After all those years of using the national stage as a public toilet, now Larry wants our love? His version of his life was as sappy as Forman's.

When I met up with him next—he was visiting Chicago on a publicity stint for the book—he was still floating in a post-biopic bubble, which I found myself wanting to puncture. I asked him if it felt weird to be receiving so much media adulation—did he resent people trying to clean him up, to make him palatable to middle America? He said, “What's weird isn't getting all the attention now; what felt strange was being so vilified for all those years.”

The vilification had indeed been pretty intense. Even after the assassination attempt, the country's reaction was barely sympathetic. Flynt had made a national nuisance of himself, like some attention-grabbing overgrown adolescent boy mooning the guests at a church social, and the general attitude was that he more or less got what he deserved. News reports of the shooting took a sardonic tone:
Time
billed it “The Bloody Fall of a Hustler.” The thing worth saying, though, is that unlike your run-of-the-mill pornographer, Flynt's own body has been on the line too, including, it turned out, as a sacrifice for America's long history of racial pathology. That Flynt, who was regularly accused of racism, was shot and paralyzed by a white supremacist outraged about
Hustler
's liberality on interracial sex—another sensitivity the magazine trod upon long before it was an unremarkable thing—was another twist in an exceedingly convoluted story.

Still in bubble-puncturing mode, I told him I thought the movie had sanitized him too much. He readily agreed, but added earnestly, “If the First Amendment can protect even a scumbag like me, then it will protect all of you, because I'm the worst.” It was a mawkishly noble sentiment, and also a line directly from Forman's movie script—hearing it from both “real” Larry and movie Larry, I cringed on each occasion.

Or maybe I'm being too hard on him. Who can hold out forever against the malign forces of conventionality? No doubt my Flynt was every bit as fabulated as Forman's; still, it was painful to hear him saluting the flag instead of using it as a diaper, and parroting the film's banalities. I couldn't help thinking that America hadn't been content with simply paralyzing Flynt, it had to finish the job by reconfiguring him as a patriot and then dousing him in approval for finally growing up.
That's
how they get you, I thought darkly. Even lowlife pornographers are suckers for love and a place in the history books, it turns out, lifting a pudgy cheek to the breeze when the world is blowing kisses their way.

*   *   *

We talked on the phone a few times after that—I was attempting to interview him for a magazine piece, but given my lack of skill at it, the interviews mostly devolved into chats. He liked to introduce his body into the conversation, I noticed and was never exactly sure how to respond—I could only think of it as a tragic deadweight, a thing best left unmentioned. He announced with pride that his most recent diet had been a great success: he'd lost thirty pounds. “Trying to make yourself more sexy for the ladies?” I asked lamely. “Nah, I just looked at myself in the movie [he has a cameo role as a judge] and saw how fat I was, and I said, ‘Who wants to be a porker like you?'”

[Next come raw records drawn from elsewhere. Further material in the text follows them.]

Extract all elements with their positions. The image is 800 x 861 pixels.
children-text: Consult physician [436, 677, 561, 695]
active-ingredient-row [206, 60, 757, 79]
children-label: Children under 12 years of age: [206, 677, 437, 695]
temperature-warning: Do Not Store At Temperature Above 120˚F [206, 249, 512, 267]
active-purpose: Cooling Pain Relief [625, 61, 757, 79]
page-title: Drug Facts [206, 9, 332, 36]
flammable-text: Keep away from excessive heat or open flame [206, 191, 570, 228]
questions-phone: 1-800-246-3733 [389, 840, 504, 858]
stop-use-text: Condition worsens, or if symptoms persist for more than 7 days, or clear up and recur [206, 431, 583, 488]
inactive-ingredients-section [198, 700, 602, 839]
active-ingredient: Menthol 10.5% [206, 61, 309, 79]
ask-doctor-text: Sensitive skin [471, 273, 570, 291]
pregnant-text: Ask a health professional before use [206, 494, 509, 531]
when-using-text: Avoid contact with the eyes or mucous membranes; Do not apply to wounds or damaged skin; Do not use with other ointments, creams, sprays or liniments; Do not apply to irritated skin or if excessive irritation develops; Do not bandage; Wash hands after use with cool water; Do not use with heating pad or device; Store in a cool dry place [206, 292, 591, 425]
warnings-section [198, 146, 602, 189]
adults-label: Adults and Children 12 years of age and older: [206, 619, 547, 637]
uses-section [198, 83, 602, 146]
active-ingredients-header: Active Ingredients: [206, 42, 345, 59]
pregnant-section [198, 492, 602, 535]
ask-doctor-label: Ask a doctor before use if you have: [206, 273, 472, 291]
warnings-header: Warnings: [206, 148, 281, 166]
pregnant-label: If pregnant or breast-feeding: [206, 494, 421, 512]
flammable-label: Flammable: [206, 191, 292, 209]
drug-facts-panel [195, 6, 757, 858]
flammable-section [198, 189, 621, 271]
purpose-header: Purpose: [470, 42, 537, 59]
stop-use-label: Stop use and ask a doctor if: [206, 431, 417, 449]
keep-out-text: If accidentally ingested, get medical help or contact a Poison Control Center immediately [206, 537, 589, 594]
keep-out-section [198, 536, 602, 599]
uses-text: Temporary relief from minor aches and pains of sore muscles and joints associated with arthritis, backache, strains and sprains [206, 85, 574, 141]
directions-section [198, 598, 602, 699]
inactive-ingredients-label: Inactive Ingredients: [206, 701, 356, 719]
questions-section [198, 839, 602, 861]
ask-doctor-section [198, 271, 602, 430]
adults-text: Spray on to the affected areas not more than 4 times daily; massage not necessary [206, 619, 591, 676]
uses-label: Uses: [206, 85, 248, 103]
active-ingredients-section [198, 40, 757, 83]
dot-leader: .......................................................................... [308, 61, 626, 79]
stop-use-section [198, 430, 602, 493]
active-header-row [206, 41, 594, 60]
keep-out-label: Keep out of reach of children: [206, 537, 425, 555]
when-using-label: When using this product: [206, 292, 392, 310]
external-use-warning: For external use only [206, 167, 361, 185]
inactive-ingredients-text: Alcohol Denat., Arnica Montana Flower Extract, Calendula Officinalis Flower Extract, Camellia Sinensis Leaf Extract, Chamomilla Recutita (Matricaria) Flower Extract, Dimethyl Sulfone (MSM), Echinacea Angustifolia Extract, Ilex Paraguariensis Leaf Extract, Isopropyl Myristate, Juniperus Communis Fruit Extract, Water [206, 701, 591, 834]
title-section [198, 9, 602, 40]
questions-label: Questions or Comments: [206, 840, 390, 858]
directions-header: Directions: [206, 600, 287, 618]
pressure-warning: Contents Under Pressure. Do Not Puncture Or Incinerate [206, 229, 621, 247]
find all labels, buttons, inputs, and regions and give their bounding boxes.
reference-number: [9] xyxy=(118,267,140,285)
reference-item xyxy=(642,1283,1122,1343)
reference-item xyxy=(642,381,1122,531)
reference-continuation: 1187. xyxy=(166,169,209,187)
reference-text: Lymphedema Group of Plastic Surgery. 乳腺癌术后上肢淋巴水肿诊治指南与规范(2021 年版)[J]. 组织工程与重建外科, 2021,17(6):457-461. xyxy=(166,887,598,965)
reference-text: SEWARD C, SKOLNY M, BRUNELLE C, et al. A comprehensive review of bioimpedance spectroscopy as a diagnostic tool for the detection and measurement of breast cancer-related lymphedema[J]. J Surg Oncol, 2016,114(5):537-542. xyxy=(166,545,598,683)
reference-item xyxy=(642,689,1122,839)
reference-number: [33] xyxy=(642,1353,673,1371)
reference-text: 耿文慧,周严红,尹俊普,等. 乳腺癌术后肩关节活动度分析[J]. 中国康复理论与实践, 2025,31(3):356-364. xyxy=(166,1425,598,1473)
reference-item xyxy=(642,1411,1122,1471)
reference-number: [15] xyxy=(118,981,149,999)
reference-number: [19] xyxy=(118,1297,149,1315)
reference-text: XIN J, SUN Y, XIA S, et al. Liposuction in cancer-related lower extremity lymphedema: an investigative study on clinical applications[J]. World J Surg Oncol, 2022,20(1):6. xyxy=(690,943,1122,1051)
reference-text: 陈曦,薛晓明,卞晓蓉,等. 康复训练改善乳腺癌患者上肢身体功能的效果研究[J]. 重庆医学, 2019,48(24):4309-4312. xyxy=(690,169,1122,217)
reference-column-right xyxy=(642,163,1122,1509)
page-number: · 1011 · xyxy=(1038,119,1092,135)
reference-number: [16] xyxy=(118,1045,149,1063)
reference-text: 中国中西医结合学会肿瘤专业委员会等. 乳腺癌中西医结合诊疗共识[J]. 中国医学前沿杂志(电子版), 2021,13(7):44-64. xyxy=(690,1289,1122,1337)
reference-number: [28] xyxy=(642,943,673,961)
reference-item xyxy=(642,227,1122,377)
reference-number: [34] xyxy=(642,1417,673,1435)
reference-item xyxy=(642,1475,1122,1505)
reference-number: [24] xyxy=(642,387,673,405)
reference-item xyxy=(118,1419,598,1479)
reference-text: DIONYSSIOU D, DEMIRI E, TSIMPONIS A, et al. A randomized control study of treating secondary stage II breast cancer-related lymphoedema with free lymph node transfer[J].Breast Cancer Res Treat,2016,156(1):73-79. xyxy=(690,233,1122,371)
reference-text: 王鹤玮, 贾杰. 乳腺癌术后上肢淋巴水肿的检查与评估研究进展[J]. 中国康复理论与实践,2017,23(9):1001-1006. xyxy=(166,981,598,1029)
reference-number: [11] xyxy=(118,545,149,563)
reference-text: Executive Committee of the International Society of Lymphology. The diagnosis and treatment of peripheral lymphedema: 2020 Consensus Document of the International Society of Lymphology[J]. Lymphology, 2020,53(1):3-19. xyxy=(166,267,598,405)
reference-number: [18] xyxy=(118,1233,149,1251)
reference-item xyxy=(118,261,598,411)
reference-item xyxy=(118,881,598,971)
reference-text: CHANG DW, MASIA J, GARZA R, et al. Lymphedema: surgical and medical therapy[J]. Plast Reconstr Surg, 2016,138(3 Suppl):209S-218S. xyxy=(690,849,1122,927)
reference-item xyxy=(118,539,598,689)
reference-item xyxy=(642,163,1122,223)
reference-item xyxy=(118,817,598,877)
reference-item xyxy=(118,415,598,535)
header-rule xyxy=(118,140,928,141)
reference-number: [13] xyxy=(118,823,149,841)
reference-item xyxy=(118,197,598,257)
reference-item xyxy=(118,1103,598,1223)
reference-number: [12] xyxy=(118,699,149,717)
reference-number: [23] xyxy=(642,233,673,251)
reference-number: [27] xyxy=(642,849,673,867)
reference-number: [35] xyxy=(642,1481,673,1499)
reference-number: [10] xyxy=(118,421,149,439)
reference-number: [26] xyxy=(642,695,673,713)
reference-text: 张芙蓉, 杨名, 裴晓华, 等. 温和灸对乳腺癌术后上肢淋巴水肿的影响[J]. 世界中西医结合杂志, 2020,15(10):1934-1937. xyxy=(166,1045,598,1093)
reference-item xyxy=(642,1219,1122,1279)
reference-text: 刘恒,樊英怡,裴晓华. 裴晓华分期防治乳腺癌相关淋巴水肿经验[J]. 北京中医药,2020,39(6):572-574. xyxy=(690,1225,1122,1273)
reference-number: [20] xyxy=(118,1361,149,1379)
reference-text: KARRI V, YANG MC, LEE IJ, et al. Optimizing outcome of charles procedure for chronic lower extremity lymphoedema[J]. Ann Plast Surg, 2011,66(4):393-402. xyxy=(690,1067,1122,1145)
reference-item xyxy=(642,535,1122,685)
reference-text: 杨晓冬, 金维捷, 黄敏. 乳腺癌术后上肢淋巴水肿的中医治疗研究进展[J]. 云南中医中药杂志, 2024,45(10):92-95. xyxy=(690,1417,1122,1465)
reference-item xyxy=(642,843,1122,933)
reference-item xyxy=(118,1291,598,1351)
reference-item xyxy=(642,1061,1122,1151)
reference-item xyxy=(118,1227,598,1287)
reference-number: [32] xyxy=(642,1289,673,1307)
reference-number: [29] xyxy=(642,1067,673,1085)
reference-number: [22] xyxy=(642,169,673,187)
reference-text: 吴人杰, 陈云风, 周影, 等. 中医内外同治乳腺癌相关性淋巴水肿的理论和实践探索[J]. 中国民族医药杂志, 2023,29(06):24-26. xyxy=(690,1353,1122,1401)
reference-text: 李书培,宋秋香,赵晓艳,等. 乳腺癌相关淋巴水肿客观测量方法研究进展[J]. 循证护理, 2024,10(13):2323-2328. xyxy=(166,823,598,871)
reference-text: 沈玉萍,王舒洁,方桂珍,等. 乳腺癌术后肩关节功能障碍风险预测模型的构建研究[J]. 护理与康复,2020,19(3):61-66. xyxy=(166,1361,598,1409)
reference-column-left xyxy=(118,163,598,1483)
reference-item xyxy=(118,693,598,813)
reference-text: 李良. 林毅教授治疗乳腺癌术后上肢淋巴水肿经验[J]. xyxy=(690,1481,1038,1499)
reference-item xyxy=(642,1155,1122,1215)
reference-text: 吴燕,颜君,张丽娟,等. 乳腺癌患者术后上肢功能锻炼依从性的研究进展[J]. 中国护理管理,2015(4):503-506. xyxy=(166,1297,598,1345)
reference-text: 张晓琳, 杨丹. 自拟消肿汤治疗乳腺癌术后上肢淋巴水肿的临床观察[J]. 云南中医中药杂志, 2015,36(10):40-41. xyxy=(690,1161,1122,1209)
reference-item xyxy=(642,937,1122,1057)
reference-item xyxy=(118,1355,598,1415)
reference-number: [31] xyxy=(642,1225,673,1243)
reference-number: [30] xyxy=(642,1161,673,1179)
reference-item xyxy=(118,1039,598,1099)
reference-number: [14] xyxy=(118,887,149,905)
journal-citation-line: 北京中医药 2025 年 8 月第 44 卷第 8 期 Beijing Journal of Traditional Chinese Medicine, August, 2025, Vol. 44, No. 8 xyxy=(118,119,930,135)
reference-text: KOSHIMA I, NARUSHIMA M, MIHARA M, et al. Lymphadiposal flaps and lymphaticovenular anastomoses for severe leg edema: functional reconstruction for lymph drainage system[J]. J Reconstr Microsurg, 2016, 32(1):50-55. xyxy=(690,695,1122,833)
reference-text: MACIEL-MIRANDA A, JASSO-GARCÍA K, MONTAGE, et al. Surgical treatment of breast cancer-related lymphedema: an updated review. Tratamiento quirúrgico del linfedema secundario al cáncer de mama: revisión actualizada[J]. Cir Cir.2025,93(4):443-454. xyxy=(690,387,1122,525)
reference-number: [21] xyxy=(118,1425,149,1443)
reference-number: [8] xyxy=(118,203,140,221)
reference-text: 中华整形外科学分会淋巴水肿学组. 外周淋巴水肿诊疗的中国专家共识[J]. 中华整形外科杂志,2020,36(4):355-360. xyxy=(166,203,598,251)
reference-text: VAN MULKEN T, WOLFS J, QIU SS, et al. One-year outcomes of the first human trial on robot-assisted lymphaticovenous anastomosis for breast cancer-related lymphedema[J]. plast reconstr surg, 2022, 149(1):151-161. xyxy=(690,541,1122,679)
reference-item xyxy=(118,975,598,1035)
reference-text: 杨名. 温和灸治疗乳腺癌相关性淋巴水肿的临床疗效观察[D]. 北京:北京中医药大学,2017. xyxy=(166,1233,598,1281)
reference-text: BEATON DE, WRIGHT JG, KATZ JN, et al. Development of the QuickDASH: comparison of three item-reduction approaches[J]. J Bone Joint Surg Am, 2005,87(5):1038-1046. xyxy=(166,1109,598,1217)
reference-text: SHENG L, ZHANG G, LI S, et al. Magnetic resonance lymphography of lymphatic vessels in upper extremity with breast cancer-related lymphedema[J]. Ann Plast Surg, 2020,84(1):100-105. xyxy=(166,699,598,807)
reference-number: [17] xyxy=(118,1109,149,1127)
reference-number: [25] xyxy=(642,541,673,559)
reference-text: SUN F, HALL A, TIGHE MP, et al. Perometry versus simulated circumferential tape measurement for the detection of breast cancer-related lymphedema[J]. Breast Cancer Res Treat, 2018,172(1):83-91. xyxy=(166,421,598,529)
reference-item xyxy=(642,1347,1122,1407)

Falling back on feminist prosaicisms, I tried goading him about how he'd like having the spotlight turned on himself instead of it always being women's bodies on display. “How about a Larry Flynt centerfold?” I asked. He answered immediately, “The reason more men don't want to take their clothes off is because they're so uptight about their little dicks. In all the X-rated videos and magazines they're twice the size of a normal penis and it's given every man in America a complex. Even though women all tell me that as long as a guy knows what he's doing, size isn't that important.”